His words struck her so harshly that she rested a trembling hand over the dull ache that squeezed her stomach. “You asked me to get involved,” Shea told him in a choked, furious voice. “You wanted me to bleed for these kids.” And because a cruel past was closing in on her, blotting out reason, she added raggedly, “You’
re lucky that I don’t hate you for that.”
“My God,” he murmured, stunned.
Shea replayed her thoughtless words and felt as if she were freezing inside a cold chamber. The darkest pain glimmered in his eyes, and his fingers dug into her arm as he struggled for composure. She tried to talk, to say that she’d do anything to take the words back. What had she just done to Alejandro, she wondered in despair.

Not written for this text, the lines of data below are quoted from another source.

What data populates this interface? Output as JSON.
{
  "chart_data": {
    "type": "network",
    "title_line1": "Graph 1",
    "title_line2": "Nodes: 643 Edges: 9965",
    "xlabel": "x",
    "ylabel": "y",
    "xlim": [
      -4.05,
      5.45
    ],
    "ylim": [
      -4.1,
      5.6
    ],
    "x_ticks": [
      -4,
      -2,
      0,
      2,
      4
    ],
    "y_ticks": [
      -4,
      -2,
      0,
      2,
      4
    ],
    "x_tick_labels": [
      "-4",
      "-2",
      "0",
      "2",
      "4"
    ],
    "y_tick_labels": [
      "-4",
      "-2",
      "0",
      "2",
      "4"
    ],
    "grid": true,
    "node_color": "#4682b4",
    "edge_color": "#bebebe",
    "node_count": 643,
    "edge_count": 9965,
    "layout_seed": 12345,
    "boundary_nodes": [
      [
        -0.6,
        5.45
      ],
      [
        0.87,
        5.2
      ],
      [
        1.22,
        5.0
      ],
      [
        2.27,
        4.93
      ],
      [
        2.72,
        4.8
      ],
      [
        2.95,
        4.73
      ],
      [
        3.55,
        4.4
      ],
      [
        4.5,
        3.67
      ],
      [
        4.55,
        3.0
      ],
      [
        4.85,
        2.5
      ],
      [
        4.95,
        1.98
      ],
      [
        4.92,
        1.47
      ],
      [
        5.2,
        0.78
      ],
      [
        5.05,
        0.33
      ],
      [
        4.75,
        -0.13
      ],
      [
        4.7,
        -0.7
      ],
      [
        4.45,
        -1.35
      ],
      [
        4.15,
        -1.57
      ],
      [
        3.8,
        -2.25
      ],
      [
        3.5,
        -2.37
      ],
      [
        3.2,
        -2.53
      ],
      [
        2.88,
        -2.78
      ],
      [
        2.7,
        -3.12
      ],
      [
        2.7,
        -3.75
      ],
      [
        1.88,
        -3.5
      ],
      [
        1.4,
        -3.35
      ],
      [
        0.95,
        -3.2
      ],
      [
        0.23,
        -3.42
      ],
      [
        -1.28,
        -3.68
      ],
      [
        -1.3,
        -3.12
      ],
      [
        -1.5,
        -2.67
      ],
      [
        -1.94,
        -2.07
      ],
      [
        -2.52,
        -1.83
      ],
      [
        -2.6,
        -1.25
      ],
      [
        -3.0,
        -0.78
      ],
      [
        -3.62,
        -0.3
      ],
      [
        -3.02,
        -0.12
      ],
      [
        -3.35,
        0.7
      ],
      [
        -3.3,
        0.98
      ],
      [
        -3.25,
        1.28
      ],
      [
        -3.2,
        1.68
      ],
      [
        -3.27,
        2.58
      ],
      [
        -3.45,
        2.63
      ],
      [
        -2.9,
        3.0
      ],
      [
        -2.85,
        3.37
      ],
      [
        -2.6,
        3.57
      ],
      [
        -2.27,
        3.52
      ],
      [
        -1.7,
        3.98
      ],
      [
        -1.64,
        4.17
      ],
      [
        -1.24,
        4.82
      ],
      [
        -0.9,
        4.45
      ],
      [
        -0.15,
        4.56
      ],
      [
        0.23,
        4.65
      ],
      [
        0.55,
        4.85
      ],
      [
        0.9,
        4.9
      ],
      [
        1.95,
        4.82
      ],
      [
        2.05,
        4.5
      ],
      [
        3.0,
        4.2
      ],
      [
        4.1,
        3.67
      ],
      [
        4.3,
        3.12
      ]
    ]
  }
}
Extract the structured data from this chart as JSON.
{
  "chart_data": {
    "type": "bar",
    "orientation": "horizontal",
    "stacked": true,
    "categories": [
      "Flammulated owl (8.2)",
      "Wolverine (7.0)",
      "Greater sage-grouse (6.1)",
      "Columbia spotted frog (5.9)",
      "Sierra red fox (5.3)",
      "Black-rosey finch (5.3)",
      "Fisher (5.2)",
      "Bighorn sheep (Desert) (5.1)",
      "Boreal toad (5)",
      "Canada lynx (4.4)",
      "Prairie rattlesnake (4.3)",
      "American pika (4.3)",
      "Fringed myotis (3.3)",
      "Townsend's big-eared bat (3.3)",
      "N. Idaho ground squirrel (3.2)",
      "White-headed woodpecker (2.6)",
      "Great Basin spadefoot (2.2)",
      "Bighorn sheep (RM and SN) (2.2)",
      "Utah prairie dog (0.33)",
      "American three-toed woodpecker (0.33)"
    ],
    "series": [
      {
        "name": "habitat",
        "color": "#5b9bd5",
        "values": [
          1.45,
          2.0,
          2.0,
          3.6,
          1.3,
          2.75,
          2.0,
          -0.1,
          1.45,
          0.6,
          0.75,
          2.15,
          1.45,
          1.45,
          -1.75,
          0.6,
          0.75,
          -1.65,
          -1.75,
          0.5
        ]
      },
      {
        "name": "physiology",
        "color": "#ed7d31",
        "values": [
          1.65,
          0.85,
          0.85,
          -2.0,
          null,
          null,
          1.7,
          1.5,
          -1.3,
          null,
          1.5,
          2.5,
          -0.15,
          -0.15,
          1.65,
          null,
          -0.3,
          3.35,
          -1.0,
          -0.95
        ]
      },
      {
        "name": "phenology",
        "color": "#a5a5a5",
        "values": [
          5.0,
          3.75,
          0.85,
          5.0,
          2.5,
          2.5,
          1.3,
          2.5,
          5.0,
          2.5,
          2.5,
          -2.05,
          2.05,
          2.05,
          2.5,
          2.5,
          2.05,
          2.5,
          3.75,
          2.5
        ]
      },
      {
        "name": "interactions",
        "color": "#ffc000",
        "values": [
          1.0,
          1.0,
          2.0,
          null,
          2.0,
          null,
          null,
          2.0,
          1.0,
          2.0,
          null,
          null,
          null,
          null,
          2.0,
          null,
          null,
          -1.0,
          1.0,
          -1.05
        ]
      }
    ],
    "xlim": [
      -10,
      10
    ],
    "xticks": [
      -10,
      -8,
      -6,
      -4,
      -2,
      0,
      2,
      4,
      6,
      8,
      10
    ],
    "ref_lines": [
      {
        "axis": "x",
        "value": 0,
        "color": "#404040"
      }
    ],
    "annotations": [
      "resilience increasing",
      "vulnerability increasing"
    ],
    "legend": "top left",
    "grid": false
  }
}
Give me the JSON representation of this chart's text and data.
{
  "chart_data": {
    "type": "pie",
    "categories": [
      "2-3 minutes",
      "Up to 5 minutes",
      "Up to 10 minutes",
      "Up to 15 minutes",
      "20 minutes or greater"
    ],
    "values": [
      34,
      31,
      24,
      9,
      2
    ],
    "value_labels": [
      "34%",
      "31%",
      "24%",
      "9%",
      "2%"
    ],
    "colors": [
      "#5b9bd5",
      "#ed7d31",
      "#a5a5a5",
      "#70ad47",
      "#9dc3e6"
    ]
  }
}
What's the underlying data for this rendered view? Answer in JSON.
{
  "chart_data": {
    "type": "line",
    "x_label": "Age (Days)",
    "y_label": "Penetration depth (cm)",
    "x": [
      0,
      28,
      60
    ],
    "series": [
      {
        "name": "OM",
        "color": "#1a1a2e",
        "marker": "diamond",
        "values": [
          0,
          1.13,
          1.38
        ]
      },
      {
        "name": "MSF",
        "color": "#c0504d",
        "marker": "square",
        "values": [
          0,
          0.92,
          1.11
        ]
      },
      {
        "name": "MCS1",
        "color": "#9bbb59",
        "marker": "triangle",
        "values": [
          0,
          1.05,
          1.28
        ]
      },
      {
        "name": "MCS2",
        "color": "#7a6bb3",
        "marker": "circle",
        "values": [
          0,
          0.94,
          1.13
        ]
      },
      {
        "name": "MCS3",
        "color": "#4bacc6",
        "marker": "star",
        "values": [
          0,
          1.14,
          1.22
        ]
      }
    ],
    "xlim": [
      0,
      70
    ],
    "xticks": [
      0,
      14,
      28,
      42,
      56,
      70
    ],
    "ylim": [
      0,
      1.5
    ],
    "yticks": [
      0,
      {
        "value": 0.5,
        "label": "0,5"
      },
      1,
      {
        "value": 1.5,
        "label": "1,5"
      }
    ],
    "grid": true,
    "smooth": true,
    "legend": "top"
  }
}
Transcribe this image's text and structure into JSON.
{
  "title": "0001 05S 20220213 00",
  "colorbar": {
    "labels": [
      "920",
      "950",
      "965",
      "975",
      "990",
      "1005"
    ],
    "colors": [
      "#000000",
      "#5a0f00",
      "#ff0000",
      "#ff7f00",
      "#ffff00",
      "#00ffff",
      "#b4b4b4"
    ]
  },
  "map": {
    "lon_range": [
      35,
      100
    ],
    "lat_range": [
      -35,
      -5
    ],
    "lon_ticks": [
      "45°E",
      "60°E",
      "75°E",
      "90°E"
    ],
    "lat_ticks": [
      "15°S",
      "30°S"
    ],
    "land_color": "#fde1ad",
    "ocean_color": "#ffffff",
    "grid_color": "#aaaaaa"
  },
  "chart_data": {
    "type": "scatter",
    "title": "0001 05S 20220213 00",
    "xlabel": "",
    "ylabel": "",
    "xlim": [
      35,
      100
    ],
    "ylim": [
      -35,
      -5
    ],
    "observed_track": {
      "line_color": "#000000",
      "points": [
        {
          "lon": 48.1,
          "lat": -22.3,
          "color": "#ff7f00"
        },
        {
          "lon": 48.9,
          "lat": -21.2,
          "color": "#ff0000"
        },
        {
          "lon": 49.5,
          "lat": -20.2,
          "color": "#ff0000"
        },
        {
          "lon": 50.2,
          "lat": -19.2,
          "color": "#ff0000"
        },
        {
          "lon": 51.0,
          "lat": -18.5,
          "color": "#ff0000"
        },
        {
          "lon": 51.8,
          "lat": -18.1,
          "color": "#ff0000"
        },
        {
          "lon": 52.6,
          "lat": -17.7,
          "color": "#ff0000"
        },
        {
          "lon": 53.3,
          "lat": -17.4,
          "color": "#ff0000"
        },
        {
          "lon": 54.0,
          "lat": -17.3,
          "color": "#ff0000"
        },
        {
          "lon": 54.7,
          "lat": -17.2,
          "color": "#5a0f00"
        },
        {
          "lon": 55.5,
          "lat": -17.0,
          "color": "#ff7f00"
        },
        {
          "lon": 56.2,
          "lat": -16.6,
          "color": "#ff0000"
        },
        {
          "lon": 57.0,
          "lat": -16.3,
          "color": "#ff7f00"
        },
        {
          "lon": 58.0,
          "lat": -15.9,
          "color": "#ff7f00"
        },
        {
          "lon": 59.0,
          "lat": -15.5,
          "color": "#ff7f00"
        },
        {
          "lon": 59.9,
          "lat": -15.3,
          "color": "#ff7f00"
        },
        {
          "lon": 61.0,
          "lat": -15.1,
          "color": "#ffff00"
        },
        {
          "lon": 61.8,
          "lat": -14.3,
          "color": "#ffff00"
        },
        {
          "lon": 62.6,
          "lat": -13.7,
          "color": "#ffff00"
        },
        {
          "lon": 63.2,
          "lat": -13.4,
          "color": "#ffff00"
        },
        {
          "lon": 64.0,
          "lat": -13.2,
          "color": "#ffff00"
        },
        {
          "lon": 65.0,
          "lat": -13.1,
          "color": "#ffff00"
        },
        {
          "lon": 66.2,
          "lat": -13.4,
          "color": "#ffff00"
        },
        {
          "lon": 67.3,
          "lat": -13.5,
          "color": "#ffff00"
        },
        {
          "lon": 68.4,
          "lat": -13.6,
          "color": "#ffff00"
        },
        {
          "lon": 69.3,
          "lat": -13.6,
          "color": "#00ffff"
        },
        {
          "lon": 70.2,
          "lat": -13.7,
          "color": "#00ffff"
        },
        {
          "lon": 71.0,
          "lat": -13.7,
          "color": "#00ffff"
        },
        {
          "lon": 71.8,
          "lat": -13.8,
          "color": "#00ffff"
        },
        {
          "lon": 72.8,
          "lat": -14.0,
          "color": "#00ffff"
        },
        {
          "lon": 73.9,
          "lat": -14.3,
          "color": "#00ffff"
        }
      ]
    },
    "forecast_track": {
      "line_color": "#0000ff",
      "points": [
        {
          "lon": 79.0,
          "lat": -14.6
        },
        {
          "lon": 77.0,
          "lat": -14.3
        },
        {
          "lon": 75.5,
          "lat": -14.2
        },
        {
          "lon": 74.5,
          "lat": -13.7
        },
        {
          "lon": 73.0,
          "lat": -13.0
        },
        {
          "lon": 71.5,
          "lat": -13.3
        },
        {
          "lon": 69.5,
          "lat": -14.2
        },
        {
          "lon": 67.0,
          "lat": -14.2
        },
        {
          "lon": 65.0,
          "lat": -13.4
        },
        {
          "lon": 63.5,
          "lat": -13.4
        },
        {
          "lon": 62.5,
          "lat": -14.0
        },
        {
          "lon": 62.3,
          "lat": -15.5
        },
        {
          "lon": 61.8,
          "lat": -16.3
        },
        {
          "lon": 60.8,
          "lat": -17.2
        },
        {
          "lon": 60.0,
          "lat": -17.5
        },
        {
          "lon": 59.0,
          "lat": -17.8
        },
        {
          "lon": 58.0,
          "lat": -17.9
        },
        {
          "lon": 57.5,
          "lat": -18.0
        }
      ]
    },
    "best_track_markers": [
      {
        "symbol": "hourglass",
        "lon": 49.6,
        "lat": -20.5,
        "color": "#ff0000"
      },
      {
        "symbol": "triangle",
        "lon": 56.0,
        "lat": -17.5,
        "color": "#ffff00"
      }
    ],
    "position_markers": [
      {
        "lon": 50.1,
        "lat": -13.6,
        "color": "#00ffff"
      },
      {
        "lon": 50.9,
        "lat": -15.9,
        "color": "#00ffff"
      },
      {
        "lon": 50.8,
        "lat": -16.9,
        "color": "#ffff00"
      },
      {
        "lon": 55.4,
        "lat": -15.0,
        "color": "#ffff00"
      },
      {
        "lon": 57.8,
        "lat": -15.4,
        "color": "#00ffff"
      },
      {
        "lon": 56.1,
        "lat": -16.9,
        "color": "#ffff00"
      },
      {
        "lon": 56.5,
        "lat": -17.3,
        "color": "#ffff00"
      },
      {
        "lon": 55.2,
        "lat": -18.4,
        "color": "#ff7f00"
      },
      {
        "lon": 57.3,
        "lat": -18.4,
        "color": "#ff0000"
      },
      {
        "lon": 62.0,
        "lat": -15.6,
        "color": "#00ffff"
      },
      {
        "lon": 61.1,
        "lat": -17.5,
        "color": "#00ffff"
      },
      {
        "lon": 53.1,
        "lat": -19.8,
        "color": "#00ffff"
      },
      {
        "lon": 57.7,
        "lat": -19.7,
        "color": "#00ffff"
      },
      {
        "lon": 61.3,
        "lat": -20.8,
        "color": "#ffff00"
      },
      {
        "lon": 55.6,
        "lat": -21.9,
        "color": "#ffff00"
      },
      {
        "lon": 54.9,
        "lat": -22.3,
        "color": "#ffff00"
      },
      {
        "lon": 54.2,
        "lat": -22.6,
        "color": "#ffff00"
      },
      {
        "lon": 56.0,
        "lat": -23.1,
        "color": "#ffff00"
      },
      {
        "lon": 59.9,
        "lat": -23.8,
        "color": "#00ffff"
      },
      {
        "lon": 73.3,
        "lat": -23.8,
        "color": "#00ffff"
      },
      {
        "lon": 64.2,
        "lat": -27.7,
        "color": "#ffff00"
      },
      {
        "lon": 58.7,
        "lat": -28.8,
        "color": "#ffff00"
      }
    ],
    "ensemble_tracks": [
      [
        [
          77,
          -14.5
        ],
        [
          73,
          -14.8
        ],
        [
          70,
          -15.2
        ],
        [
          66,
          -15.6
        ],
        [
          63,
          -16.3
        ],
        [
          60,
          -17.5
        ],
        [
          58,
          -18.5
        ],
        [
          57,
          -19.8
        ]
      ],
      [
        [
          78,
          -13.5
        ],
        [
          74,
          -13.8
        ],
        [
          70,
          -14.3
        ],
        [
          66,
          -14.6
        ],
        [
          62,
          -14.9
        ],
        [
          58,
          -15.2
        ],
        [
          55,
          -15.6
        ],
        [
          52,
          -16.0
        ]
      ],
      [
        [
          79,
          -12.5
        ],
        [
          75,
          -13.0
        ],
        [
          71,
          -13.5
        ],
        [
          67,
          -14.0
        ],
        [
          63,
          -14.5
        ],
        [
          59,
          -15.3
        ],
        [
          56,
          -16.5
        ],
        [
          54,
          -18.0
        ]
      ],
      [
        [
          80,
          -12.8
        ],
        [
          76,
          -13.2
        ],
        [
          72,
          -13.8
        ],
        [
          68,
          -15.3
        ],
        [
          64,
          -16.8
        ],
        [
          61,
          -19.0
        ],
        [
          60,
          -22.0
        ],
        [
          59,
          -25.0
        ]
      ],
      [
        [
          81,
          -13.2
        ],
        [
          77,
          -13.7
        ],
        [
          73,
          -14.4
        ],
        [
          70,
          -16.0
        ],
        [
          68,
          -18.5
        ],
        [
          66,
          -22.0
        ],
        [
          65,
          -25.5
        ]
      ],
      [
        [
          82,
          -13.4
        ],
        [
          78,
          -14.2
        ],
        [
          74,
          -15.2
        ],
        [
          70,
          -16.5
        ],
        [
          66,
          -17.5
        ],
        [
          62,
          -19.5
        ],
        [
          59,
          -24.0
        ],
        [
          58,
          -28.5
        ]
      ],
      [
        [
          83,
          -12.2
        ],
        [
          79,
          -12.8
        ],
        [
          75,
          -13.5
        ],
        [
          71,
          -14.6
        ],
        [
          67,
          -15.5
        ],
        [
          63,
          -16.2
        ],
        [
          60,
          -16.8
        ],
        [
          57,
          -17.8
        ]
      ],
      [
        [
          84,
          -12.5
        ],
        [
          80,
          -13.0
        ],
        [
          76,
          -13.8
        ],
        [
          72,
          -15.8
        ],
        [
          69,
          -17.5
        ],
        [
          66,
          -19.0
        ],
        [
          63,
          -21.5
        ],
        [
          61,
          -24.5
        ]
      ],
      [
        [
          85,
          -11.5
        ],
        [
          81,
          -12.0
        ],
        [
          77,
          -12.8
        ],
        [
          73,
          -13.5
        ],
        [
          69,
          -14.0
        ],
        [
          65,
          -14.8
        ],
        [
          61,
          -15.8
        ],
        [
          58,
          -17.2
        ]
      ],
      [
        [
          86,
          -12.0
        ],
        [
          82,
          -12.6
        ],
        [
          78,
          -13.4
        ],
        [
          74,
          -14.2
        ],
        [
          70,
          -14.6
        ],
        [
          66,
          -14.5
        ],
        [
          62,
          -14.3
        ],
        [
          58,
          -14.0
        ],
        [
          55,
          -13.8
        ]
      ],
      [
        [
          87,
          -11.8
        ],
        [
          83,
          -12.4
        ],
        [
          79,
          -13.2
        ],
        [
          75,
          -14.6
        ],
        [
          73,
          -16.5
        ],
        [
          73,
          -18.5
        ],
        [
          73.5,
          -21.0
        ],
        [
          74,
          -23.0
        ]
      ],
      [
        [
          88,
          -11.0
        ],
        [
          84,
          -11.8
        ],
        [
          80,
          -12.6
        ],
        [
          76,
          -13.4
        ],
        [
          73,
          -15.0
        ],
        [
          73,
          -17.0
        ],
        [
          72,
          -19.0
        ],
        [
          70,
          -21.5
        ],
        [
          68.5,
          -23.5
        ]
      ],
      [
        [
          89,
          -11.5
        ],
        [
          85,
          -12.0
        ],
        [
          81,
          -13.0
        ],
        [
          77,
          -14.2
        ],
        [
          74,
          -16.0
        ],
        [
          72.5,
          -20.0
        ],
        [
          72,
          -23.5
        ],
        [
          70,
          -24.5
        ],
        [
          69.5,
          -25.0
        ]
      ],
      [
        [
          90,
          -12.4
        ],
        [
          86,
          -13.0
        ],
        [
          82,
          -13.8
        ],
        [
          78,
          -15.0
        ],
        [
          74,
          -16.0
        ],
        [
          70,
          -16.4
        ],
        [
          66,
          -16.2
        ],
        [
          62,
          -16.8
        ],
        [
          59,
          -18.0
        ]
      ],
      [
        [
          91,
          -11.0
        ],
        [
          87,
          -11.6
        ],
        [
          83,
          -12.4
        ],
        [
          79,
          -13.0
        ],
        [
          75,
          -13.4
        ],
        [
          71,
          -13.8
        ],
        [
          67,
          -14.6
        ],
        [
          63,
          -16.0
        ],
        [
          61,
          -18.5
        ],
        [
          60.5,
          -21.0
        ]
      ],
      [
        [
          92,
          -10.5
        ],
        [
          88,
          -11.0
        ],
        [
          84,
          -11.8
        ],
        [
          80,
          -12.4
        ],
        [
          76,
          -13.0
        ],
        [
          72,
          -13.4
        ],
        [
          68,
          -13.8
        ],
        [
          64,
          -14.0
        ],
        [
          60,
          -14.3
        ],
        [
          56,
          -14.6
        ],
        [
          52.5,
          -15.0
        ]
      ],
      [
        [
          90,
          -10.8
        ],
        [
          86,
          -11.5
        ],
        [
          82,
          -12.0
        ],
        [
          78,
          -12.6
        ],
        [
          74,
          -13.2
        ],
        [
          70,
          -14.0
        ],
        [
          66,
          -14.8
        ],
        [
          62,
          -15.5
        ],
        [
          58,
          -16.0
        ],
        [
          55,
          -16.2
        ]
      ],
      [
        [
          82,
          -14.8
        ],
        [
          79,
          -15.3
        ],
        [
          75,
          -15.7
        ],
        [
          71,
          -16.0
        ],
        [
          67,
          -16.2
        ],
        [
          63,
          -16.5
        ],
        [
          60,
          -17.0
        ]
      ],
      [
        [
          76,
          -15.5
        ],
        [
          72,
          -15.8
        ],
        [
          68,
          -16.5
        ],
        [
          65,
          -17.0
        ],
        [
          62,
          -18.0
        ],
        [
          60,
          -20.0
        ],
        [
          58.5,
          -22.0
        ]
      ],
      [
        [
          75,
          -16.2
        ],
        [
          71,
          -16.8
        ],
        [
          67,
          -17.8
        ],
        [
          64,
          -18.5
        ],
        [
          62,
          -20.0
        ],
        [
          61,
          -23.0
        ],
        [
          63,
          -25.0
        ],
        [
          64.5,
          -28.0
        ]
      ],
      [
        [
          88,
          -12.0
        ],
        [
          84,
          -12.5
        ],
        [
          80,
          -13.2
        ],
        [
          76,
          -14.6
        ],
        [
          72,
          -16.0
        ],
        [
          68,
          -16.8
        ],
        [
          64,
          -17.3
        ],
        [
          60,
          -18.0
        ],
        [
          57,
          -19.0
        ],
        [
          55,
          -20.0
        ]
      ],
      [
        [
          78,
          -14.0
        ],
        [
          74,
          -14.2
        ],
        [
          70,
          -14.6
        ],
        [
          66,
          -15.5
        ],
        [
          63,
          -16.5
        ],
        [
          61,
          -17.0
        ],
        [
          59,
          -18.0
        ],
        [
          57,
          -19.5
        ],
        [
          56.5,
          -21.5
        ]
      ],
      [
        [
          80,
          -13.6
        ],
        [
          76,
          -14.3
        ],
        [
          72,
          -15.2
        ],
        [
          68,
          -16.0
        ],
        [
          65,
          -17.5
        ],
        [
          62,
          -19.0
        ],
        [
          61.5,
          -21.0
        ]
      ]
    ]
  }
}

As Shea gazed up at him in mute sorrow, a sergeant from the county police stepped to her side. “Ms. Somerton, I heard one of your staffers say that you’re upset. Don’t worry, we’ll find the girl.” Shea nodded and numbly switched her gaze to the officer. “This area is so rural,” he continued, “that there aren’t too many places she can get to on foot. She might even come back to the group home eventually.”
“Thank you, Sergeant.”
The officer looked around. “This is some kind of interesting search party you’ve organized. I’ve never seen so many Rolex watches and diamond rings in my life. Tell them to go get some sleep. And you do the same.”
Shea shook her head. “I can’t.”
“She will,” Duke interjected icily.
Shea jerked her gaze back to him and read the determination in his fierce expression. Angry, Duke was formidable. But she had done more than make him angry; she had hurt him so deeply that the wound might never heal. In his pain, he was incapable of compromise. The sergeant murmured good night and walked away. Shea continued to stand immobile under Duke’s bitter gaze.
“Stay here,” he said, nearly whispering in his effort to control his emotions. “When I come back, we’re going to have a long talk.”
He pivoted stiffly and followed the sergeant. Shea watched him tell the counselors, the estate staff, and the guests that the police were taking over now, and he thanked them for their help. She couldn’t take her eyes off his rigid back and proudly raised head; his anguish flowed straight to her and she wanted to cry.
But she knew what she had to do, and she could only pray that he would understand. She left the porch and slipped away in the darkness just as quietly as Amanda had.